Barry Gardner

No. 52, 55, 53
- Position: Linebacker

Personal information
- Born: December 13, 1976 (age 48) Harvey, Illinois, U.S.
- Height: 6 ft 1 in (1.85 m)
- Weight: 245 lb (111 kg)

Career information
- High school: Thornton (Harvey)
- College: Northwestern
- NFL draft: 1999: 2nd round, 35th overall pick

Career history
- Philadelphia Eagles (1999–2002); Cleveland Browns (2003–2004); New York Jets (2005); New England Patriots (2006);

Awards and highlights
- 2× First-team All-Big Ten (1997, 1998);

Career NFL statistics
- Total tackles: 277
- Sacks: 2.0
- Forced fumbles: 5
- Fumble recoveries: 3
- Interceptions: 1
- Stats at Pro Football Reference

= Barry Gardner =

American football player (born 1976)

Barry Allan Gardner (born December 13, 1976) is an American former professional football player who was a linebacker in the National Football League (NFL).

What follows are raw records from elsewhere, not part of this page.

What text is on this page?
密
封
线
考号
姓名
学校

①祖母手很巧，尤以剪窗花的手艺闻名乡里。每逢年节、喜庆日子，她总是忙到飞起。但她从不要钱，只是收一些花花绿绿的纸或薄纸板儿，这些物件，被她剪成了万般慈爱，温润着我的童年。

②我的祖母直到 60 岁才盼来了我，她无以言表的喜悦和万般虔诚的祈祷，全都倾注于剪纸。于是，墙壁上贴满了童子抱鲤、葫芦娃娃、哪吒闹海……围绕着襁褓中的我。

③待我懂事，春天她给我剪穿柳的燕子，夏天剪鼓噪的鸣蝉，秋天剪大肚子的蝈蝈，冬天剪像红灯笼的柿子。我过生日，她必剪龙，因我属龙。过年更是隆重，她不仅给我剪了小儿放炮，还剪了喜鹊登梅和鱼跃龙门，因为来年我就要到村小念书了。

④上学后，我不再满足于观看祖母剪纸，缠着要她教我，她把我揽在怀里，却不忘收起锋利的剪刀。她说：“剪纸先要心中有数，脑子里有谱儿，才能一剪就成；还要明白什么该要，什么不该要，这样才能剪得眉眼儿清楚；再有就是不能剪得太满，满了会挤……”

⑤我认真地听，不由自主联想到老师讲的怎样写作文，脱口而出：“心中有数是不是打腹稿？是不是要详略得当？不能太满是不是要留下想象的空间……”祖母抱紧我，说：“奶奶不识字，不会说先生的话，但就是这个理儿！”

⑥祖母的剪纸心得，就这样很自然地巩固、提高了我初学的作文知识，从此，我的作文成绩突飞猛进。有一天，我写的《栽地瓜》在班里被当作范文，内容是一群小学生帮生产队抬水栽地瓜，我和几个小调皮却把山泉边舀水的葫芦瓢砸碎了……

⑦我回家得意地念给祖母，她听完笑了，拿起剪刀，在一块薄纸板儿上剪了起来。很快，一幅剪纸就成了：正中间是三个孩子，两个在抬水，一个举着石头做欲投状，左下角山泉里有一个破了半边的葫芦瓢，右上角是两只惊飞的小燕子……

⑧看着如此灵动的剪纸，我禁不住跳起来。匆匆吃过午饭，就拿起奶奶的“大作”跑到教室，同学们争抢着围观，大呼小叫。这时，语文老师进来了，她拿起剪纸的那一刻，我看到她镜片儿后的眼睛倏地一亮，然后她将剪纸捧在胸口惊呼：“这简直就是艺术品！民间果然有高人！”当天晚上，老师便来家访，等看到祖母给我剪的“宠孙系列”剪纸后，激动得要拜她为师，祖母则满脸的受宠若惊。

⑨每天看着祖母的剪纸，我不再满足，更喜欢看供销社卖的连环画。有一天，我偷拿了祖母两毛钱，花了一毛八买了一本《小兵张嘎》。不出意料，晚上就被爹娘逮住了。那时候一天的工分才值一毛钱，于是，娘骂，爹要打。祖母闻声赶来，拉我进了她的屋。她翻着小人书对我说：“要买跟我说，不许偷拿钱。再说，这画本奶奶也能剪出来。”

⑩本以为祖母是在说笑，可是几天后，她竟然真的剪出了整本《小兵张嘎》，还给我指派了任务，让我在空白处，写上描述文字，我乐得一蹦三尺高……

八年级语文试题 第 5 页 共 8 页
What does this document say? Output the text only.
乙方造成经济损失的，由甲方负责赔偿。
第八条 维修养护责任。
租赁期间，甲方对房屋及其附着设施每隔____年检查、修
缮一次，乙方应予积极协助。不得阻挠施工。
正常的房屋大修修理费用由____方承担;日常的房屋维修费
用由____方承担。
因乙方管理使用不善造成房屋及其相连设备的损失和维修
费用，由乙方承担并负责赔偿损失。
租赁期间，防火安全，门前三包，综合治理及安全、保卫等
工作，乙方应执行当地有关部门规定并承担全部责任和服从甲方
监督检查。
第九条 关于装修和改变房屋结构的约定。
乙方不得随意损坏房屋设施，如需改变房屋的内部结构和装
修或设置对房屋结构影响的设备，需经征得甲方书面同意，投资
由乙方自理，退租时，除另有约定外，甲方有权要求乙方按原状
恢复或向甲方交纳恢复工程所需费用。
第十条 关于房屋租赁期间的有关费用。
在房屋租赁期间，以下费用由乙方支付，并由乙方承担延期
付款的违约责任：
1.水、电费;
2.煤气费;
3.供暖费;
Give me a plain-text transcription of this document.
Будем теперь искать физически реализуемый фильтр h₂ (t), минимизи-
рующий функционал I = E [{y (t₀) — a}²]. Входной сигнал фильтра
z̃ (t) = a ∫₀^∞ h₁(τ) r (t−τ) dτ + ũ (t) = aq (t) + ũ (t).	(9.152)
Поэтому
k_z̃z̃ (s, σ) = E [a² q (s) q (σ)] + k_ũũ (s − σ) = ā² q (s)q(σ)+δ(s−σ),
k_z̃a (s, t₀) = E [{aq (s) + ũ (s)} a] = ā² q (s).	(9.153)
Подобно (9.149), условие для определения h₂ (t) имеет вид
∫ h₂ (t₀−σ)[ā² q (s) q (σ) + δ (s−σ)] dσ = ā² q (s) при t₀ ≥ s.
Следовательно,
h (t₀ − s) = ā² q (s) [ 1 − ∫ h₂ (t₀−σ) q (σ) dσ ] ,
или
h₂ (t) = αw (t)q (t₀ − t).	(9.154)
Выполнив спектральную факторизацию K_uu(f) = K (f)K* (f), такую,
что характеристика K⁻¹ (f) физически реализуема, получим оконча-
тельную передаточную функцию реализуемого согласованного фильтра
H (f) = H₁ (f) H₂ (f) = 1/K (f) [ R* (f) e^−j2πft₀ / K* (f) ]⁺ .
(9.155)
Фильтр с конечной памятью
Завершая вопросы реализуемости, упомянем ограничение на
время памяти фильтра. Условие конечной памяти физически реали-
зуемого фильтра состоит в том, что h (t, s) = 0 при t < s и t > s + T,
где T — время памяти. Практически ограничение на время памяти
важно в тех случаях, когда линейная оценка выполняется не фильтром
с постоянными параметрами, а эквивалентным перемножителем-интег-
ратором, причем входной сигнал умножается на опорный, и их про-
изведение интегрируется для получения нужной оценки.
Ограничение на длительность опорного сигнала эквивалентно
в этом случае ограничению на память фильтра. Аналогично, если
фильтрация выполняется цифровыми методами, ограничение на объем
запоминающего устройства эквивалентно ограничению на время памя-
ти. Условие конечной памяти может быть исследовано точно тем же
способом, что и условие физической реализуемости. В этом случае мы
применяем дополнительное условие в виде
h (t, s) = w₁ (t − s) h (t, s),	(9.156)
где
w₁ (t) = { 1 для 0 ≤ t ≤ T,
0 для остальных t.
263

He was selected in the second round of the 1999 NFL draft with the 35th overall pick.

Gardner was an eight-year veteran and played for the Philadelphia Eagles, Cleveland Browns, New York Jets, and New England Patriots. Gardner has primarily been used and known around the league as a solid special teams player. He graduated from Thornton Township High School, then played college football for the Northwestern Wildcats.

Gardner filed bankruptcy in March 2025.